落ちない汚れ3

記事校正、お宅拝見、オーナーインタビュー、映画の記事、編集後記、そ

して特集記事。不動産情報誌の仕事は毎日が忙しかったが、まだ若かった

為か楽しかった。

 

編集長がOKを出すと思われる可愛い娘を友人や知り合いから見つけ出し、

特集記事やレストラン情報に素人モデルとして使わせてもらった。

 

まだ、モデル事務所の女性たちの撮影には、一切タッチさせてもらえなか

った。そんな事もあってか、私はプロのモデルに負けたくない一心で知り

合いの中から可愛い娘たちを口説き落としていった。しかも、素人に出せ

るお礼は現金ではなく、図書券でだ。

 

私は日本のバブル崩壊図書券で感じていた。

 

不動産情報誌だが、雑誌にでられる事を喜んでくれたのか それでも図書

券でモデルとしてでてくれる娘は存在した。

 

「あら、可愛い娘たち連れてるわね」

 

「あ、先輩」

 

少し年上の女性の先輩が撮影場所に来てくれた。綺麗な人とモデルとして

来てくれた娘たちが騒ぐ。

 

「ああ、でも もう人妻なんだ」

 

「え、結婚されているんですか、綺麗な人だよね」

 

同じ会社の先輩というだけだったが、身近な人を綺麗だと褒められて悪い

気はしない。ちょっと気恥ずかしい感じだ。

 

「美人だけど、すごく気さくなんだ。でも、年齢の事でいじると怖いんだ

けどね。」

 

「あら、なんか言った?」

 

「いえ、何も。皆で先輩の事綺麗ですねと褒めていたんですよ」

 

「素敵なお友達ね。今回のモデル可愛い娘ですよって編集長に伝えておい

てあげる。
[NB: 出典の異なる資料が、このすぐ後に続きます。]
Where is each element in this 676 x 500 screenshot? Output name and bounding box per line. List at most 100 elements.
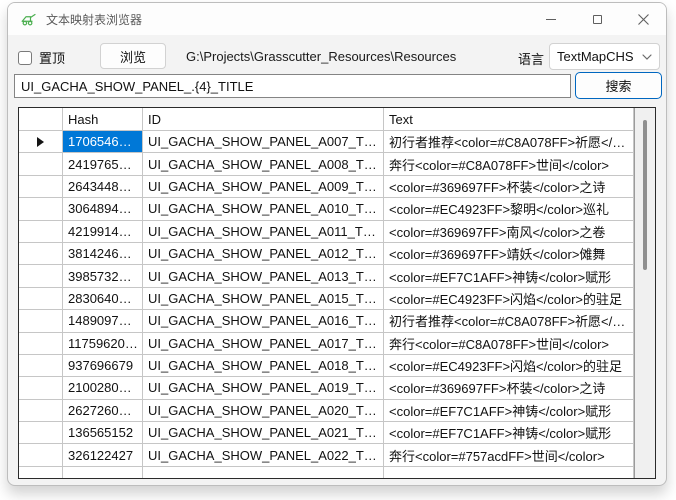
column-header-id[interactable]: ID [143,108,384,131]
text-cell[interactable]: 奔行<color=#C8A078FF>世间</color> [384,153,634,175]
hash-cell[interactable]: 136565152 [63,422,143,444]
hash-cell[interactable]: 326122427 [63,444,143,466]
row-selector-cell[interactable] [19,288,63,310]
row-selector-cell[interactable] [19,265,63,287]
table-row[interactable]: 3985732385UI_GACHA_SHOW_PANEL_A013_TITLE… [19,265,634,287]
hash-cell[interactable]: 2643448693 [63,176,143,198]
browse-button[interactable]: 浏览 [100,43,166,69]
text-cell[interactable]: <color=#369697FF>南风</color>之卷 [384,221,634,243]
table-row[interactable]: 1175962018 UI_GACHA_SHOW_PANEL_A017_TITLE… [19,333,634,355]
language-select[interactable]: TextMapCHS [549,43,660,70]
column-header-text[interactable]: Text [384,108,634,131]
hash-cell[interactable]: 3985732385 [63,265,143,287]
hash-cell[interactable]: 937696679 [63,355,143,377]
id-cell[interactable]: UI_GACHA_SHOW_PANEL_A017_TITLE [143,333,384,355]
search-input[interactable] [14,74,571,98]
hash-cell[interactable]: 2627260643 [63,400,143,422]
text-cell[interactable]: <color=#EF7C1AFF>神铸</color>赋形 [384,400,634,422]
id-cell[interactable]: UI_GACHA_SHOW_PANEL_A009_TITLE [143,176,384,198]
table-row[interactable]: 3814246288UI_GACHA_SHOW_PANEL_A012_TITLE… [19,243,634,265]
row-selector-cell[interactable] [19,310,63,332]
table-row[interactable]: 1706546433UI_GACHA_SHOW_PANEL_A007_TITLE… [19,131,634,153]
close-button[interactable] [620,3,666,35]
row-selector-cell[interactable] [19,444,63,466]
minimize-button[interactable] [528,3,574,35]
search-button[interactable]: 搜索 [575,72,662,99]
row-selector-cell[interactable] [19,243,63,265]
text-cell[interactable]: 奔行<color=#757acdFF>世间</color> [384,444,634,466]
id-cell[interactable]: UI_GACHA_SHOW_PANEL_A021_TITLE [143,422,384,444]
maximize-button[interactable] [574,3,620,35]
row-selector-cell[interactable] [19,355,63,377]
text-cell-value: <color=#369697FF>靖妖</color>傩舞 [389,244,605,263]
table-row[interactable]: 2100280655UI_GACHA_SHOW_PANEL_A019_TITLE… [19,377,634,399]
row-selector-cell[interactable] [19,400,63,422]
table-row[interactable]: 136565152UI_GACHA_SHOW_PANEL_A021_TITLE<… [19,422,634,444]
hash-cell[interactable]: 3064894892 [63,198,143,220]
id-cell[interactable]: UI_GACHA_SHOW_PANEL_A020_TITLE [143,400,384,422]
text-cell[interactable]: <color=#369697FF>靖妖</color>傩舞 [384,243,634,265]
hash-cell[interactable]: 1489097864 [63,310,143,332]
table-row[interactable]: 2627260643UI_GACHA_SHOW_PANEL_A020_TITLE… [19,400,634,422]
id-cell[interactable]: UI_GACHA_SHOW_PANEL_A015_TITLE [143,288,384,310]
text-cell[interactable]: <color=#EC4923FF>闪焰</color>的驻足 [384,288,634,310]
column-header-hash[interactable]: Hash [63,108,143,131]
window-title: 文本映射表浏览器 [46,11,142,28]
id-cell[interactable]: UI_GACHA_SHOW_PANEL_A022_TITLE [143,444,384,466]
maximize-icon [593,15,602,24]
vertical-scrollbar[interactable] [634,108,655,478]
id-cell[interactable]: UI_GACHA_SHOW_PANEL_A011_TITLE [143,221,384,243]
text-cell[interactable]: <color=#369697FF>杯装</color>之诗 [384,176,634,198]
text-cell[interactable]: <color=#EF7C1AFF>神铸</color>赋形 [384,265,634,287]
title-bar: 文本映射表浏览器 [8,3,666,35]
text-cell[interactable]: 初行者推荐<color=#C8A078FF>祈愿</color> [384,131,634,153]
row-selector-cell[interactable] [19,221,63,243]
hash-cell-value: 937696679 [68,358,133,373]
row-selector-cell[interactable] [19,422,63,444]
table-row[interactable]: 2643448693UI_GACHA_SHOW_PANEL_A009_TITLE… [19,176,634,198]
id-cell[interactable]: UI_GACHA_SHOW_PANEL_A018_TITLE [143,355,384,377]
row-selector-cell[interactable] [19,333,63,355]
hash-cell[interactable]: 1175962018 [63,333,143,355]
table-row[interactable]: 326122427 UI_GACHA_SHOW_PANEL_A022_TITLE 奔… [19,444,634,466]
hash-cell-value: 326122427 [68,448,133,463]
hash-cell[interactable]: 1706546433 [63,131,143,153]
id-cell-value: UI_GACHA_SHOW_PANEL_A017_TITLE [148,336,379,351]
text-cell[interactable]: <color=#EC4923FF>闪焰</color>的驻足 [384,355,634,377]
table-row-partial [19,467,634,478]
id-cell[interactable]: UI_GACHA_SHOW_PANEL_A012_TITLE [143,243,384,265]
id-cell[interactable]: UI_GACHA_SHOW_PANEL_A007_TITLE [143,131,384,153]
text-cell-value: <color=#369697FF>杯装</color>之诗 [389,378,605,397]
table-row[interactable]: 1489097864UI_GACHA_SHOW_PANEL_A016_TITLE… [19,310,634,332]
row-selector-cell[interactable] [19,153,63,175]
text-cell-value: 奔行<color=#757acdFF>世间</color> [389,446,605,465]
table-row[interactable]: 2419765637UI_GACHA_SHOW_PANEL_A008_TITLE… [19,153,634,175]
id-cell[interactable]: UI_GACHA_SHOW_PANEL_A008_TITLE [143,153,384,175]
pin-on-top-checkbox[interactable] [18,51,32,65]
row-selector-cell[interactable] [19,198,63,220]
text-cell[interactable]: 奔行<color=#C8A078FF>世间</color> [384,333,634,355]
hash-cell[interactable]: 2830640346 [63,288,143,310]
row-selector-cell[interactable] [19,176,63,198]
partial-cell [63,467,143,478]
hash-cell[interactable]: 4219914605 [63,221,143,243]
id-cell[interactable]: UI_GACHA_SHOW_PANEL_A019_TITLE [143,377,384,399]
table-row[interactable]: 3064894892UI_GACHA_SHOW_PANEL_A010_TITLE… [19,198,634,220]
text-cell[interactable]: 初行者推荐<color=#C8A078FF>祈愿</color> [384,310,634,332]
hash-cell[interactable]: 2100280655 [63,377,143,399]
id-cell[interactable]: UI_GACHA_SHOW_PANEL_A016_TITLE [143,310,384,332]
hash-cell[interactable]: 2419765637 [63,153,143,175]
table-row[interactable]: 4219914605UI_GACHA_SHOW_PANEL_A011_TITLE… [19,221,634,243]
row-selector-cell[interactable] [19,377,63,399]
table-row[interactable]: 2830640346UI_GACHA_SHOW_PANEL_A015_TITLE… [19,288,634,310]
text-cell-value: 初行者推荐<color=#C8A078FF>祈愿</color> [389,311,629,330]
table-row[interactable]: 937696679 UI_GACHA_SHOW_PANEL_A018_TITLE<… [19,355,634,377]
id-cell[interactable]: UI_GACHA_SHOW_PANEL_A013_TITLE [143,265,384,287]
text-cell[interactable]: <color=#EC4923FF>黎明</color>巡礼 [384,198,634,220]
text-cell[interactable]: <color=#369697FF>杯装</color>之诗 [384,377,634,399]
row-selector-cell[interactable] [19,131,63,153]
text-cell[interactable]: <color=#EF7C1AFF>神铸</color>赋形 [384,422,634,444]
id-cell[interactable]: UI_GACHA_SHOW_PANEL_A010_TITLE [143,198,384,220]
scrollbar-thumb[interactable] [643,120,647,270]
hash-cell[interactable]: 3814246288 [63,243,143,265]
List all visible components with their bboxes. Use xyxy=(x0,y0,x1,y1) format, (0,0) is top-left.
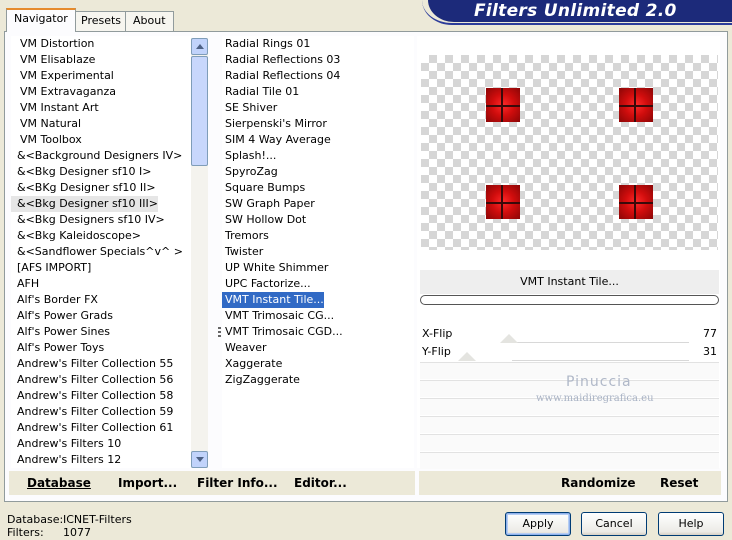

じゃあ 撮影頑張ってね」先輩はニコニコ顔で編集部にある事

務所に戻っていった。

 

〆切に追われて忙しい時もあったが、先輩方には可愛がられ、後輩もすぐ

に3人も入社してきて仕事仲間には恵まれた。満足のいく充実した生活を

送っていた。 そんなある日、1本の電話が掛かってきた。